Yesterday, my day was rounded off perfectly by sharing a welcome latte with a friend I have made through my blog - Julia. Julia and I have been reading each others blogs for quite a while now and we finally met in person. A last-minute arrangement, hastily made by email on Friday evening! We talked of blogging and how I had covered it during the workshop, and also of all the pros and cons we have both experienced from our own blogs. We talked of sharing. I have a feeling we could have talked for hours.

It was so lovely to meet you Julia, and no, I didn't mind driving an extra 5 miles! I drove back to London with a smile on my face having had a Good Day.

I just noticed that this is my 200th post, and probably my first post without a single photo. Quite a milestone!

ps. have a look at the Christmas cards on the Helen House site, I thought they were really nice and bought all mine from there this year... Or why not have a look at these...


  1. I'm often at a loss to explain adequately why I blog, and why I enjoy it so much. But sharing and friendships are certainly at the heart of it.

    Another good book creating site is Bob Books. I think that would be a great thing to do with Tom's diary.

    N. xx

  2. I so admire the work you're doing with Helen House. I think it's such a good thing...for you and for all the families you are and will be helping. And I think publishing Tom's diary as a book is such a wonderful idea.

    K x

  3. I have no doubt at all that you'll be helping the parents you meet - and hope it helps you in return.

    Your idea of publishing Tom's diary is wonderful. I'm sure it will be a hugely comforting to other families facing what you've already gone through.

  4. When you mention Tom I want to comment but don't really know what to say. I bet you have touched and helped so many people by openly talking about your feelings and Tom would be extremely proud of his Mum. x

  5. It is wonderful to think that you have been sharing stories in your blog for over 2 years and in that time you have made so many friends. I am know that the special people that you meet at the Hospice will value your experience and be really grateful to you for having the courage to share it. I so admire the work that you are doing.

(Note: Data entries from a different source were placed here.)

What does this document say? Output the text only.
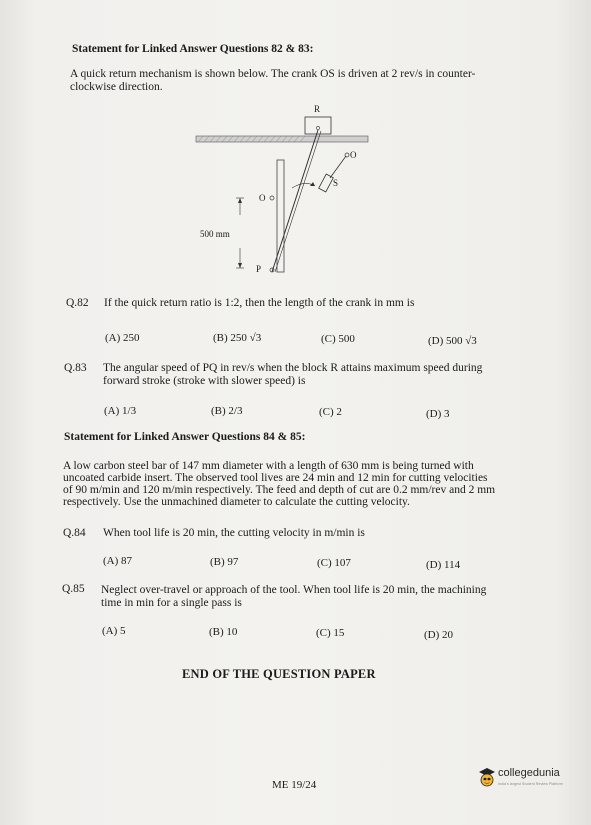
Statement for Linked Answer Questions 82 & 83:
A quick return mechanism is shown below. The crank OS is driven at 2 rev/s in counter-
clockwise direction.
R
O
S
O
500 mm
P
Q.82 If the quick return ratio is 1:2, then the length of the crank in mm is
(A) 250	(B) 250 √3	(C) 500	(D) 500 √3
Q.83 The angular speed of PQ in rev/s when the block R attains maximum speed during
forward stroke (stroke with slower speed) is
(A) 1/3	(B) 2/3	(C) 2	(D) 3
Statement for Linked Answer Questions 84 & 85:
A low carbon steel bar of 147 mm diameter with a length of 630 mm is being turned with
uncoated carbide insert. The observed tool lives are 24 min and 12 min for cutting velocities
of 90 m/min and 120 m/min respectively. The feed and depth of cut are 0.2 mm/rev and 2 mm
respectively. Use the unmachined diameter to calculate the cutting velocity.
Q.84 When tool life is 20 min, the cutting velocity in m/min is
(A) 87	(B) 97	(C) 107	(D) 114
Q.85 Neglect over-travel or approach of the tool. When tool life is 20 min, the machining
time in min for a single pass is
(A) 5	(B) 10	(C) 15	(D) 20
END OF THE QUESTION PAPER
ME 19/24
collegedunia
India's largest Student Review Platform
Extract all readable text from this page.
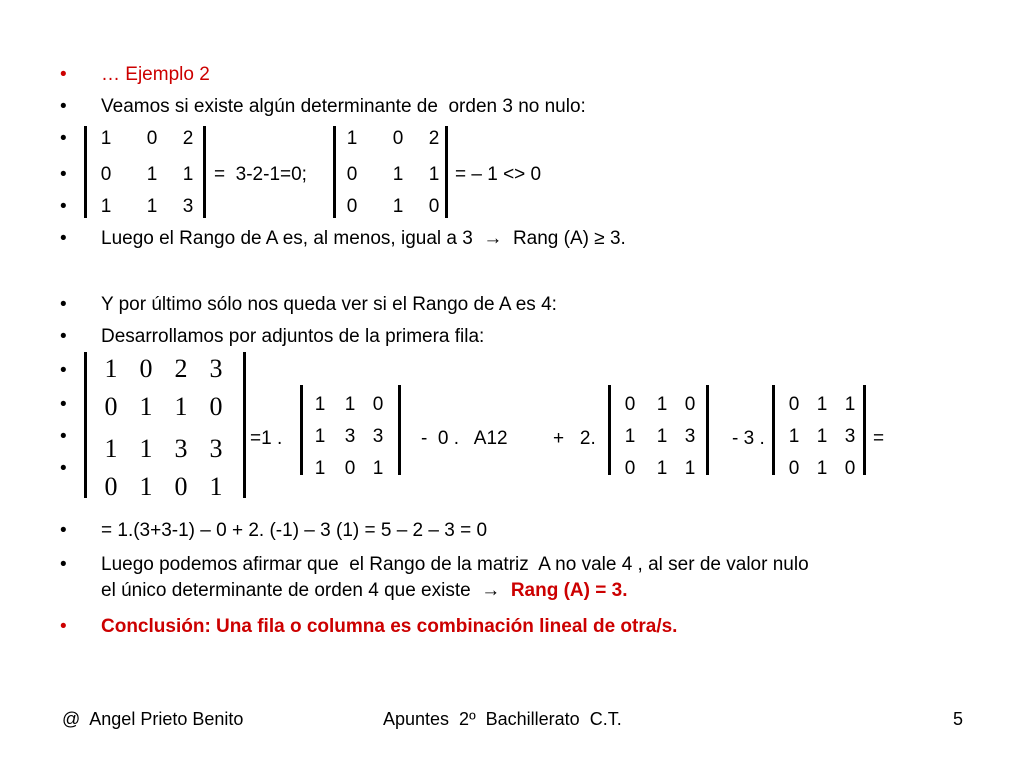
•
•
•
•
•
•
•
•
•
•
•
•
•
•
•
… Ejemplo 2
Veamos si existe algún determinante de  orden 3 no nulo:
1 0 2
0 1 1
1 1 3
=  3-2-1=0;
1 0 2
0 1 1
0 1 0
= – 1 <> 0
Luego el Rango de A es, al menos, igual a 3 → Rang (A) ≥ 3.
Y por último sólo nos queda ver si el Rango de A es 4:
Desarrollamos por adjuntos de la primera fila:
1 0 2 3
0 1 1 0
1 1 3 3
0 1 0 1
=1 .
1 1 0
1 3 3
1 0 1
-  0 .   A12 +   2.
0 1 0
1 1 3
0 1 1
- 3 .
0 1 1
1 1 3
0 1 0
=
= 1.(3+3-1) – 0 + 2. (-1) – 3 (1) = 5 – 2 – 3 = 0
Luego podemos afirmar que  el Rango de la matriz  A no vale 4 , al ser de valor nulo
el único determinante de orden 4 que existe → Rang (A) = 3.
Conclusión: Una fila o columna es combinación lineal de otra/s.
@  Angel Prieto Benito	Apuntes  2º  Bachillerato  C.T.	5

  6. I can only imagine how much your experiences must help others in a similar situation but I'm sure they do help others at Helen House enormously. I think publishing Tom's diary would be a wonderful thing to do.

  7. The reasons to blog are so many, but always that sense of community and shared experience is a primary reason to continue. I also love that blogs are a summary of true human experience - sometimes filled with worry or anxiety, sometimes exciting, but often just a documentation of day to day life. Although each of our experiences are unique there is a common theme of family and love.

    I am certain that your diary of Tom's life was filled with family and love. It will make a book well worthy of reading.